The growing chasm between cloud complexity and resilience is not due to a lack of investment. Our survey of these experts indicates that while cybersecurity spend is increasing, the maturity and effectiveness of cyber defenses are not keeping pace with the many new use cases that today often include an AI element. Our analysis of the survey data suggests that three reinforcing factors have created the complexity gap. These factors are:

#1: Fragmented defenses

Security solutions are expanding as cloud adoption continues to grow, but frequently without coordination. This results in disconnected tools, inconsistent controls, and limited end-to-end visibility. Cybersecurity teams are forced to manually correlate alerts from multiple systems that were not designed to work together, even though almost 70% of organizations say tool sprawl and visibility gaps are the top hindrances to an effective cloud security solution.

#2: Stretched-thin teams

On top of systems that don’t work well together, organizations are struggling with a skills gap and the inability to hire enough competent cybersecurity professionals. This gap-within-the-gap leaves cybersecurity teams worldwide stretched thin, leading to slow responses and missed alerts or important signals. Seventy-four percent of those surveyed report an active shortage of qualified cybersecurity professionals, while 59% remain in the early stages of cloud security maturity.

#3: Threats operating at machine speed

Threat actors are employing automation and AI to uncover misconfigurations, map permission paths, and identify exposed data faster than human-led defenses can respond. As the time between vulnerability and attack narrows, 66pc of cybersecurity experts surveyed say they lack strong confidence in their ability to detect and respond to cloud threats in real time.

Hybrid, Multi-Cloud Model

Cloud environments are inherently complex—even when built on a single provider—due to distributed architectures, dynamic identities, rapidly expanding services, and complex data flows.
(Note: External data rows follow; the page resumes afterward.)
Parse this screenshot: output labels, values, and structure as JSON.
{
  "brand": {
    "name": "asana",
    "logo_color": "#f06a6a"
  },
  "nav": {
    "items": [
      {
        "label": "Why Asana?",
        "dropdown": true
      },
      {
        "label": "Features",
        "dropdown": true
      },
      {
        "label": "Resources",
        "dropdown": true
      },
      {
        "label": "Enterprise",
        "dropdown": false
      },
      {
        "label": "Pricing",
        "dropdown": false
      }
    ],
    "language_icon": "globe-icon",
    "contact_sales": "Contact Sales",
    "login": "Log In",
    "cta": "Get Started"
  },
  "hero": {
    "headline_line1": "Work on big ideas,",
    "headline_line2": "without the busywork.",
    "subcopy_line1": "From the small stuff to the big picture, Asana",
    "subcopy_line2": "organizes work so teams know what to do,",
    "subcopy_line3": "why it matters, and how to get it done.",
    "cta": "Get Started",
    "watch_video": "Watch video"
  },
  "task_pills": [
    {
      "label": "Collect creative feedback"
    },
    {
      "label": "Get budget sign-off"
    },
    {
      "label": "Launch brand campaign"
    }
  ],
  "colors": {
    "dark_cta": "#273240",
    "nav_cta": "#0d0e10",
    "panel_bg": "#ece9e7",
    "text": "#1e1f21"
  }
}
For many enterprises, this complexity is compounded by hybrid and multi-cloud deployments that include multiple public clouds, on-premises infrastructure, Software-as-a-Service (SaaS) applications, and distributed users and devices.

Our survey shows that 88%pc of organizations now operate in hybrid or multi-cloud environments, up from 82pc last year. Among them, 81pc rely on two or more cloud providers to run critical workloads (up from 78pc last year), and 29pc report using more than three.

Attack surface

As new providers, services, and users create new configurations, permissions, and data paths, a well-designed cloud infrastructure automatically scales with these additions. However, at the same time, the infrastructure becomes increasingly more complex and more difficult to understand and manage. Thus, the monumental challenge for cybersecurity teams is to secure a constantly evolving environment for visibility, resilience, and operational efficiency.

Ecosystems

To address the security challenges associated with dynamic cloud environments, organizations are reassessing their security strategies. Survey data indicates a clear shift away from function-specific point tools managed in isolation toward unified security ecosystems.

If they were starting from scratch now, 64pc of respondents said they would design their cybersecurity strategy with a single-vendor platform that unites network, cloud, and application security. Why? Security teams are overwhelmed by all the integration required for tools from multiple different vendors. They want fewer platforms and ones that can be integrated with shared data models and coordinated enforcement. More than just a tool reduction effort, this consolidation reduces operational friction while strengthening protection by improving overall visibility, accelerating detection and response, and enabling more proactive threat exposure management.

Reshaping operation

The data in this report paint a clear picture: For organizations to have the most effective cloud security, they must focus on addressing key current issues, including hyper-growth, fragmentation, a limited number of employees with cybersecurity expertise, and AI-driven threats. For organizations pursuing AI strategies, this becomes even more important to ensure a secure foundation and operational practice on which their AI futures should be built.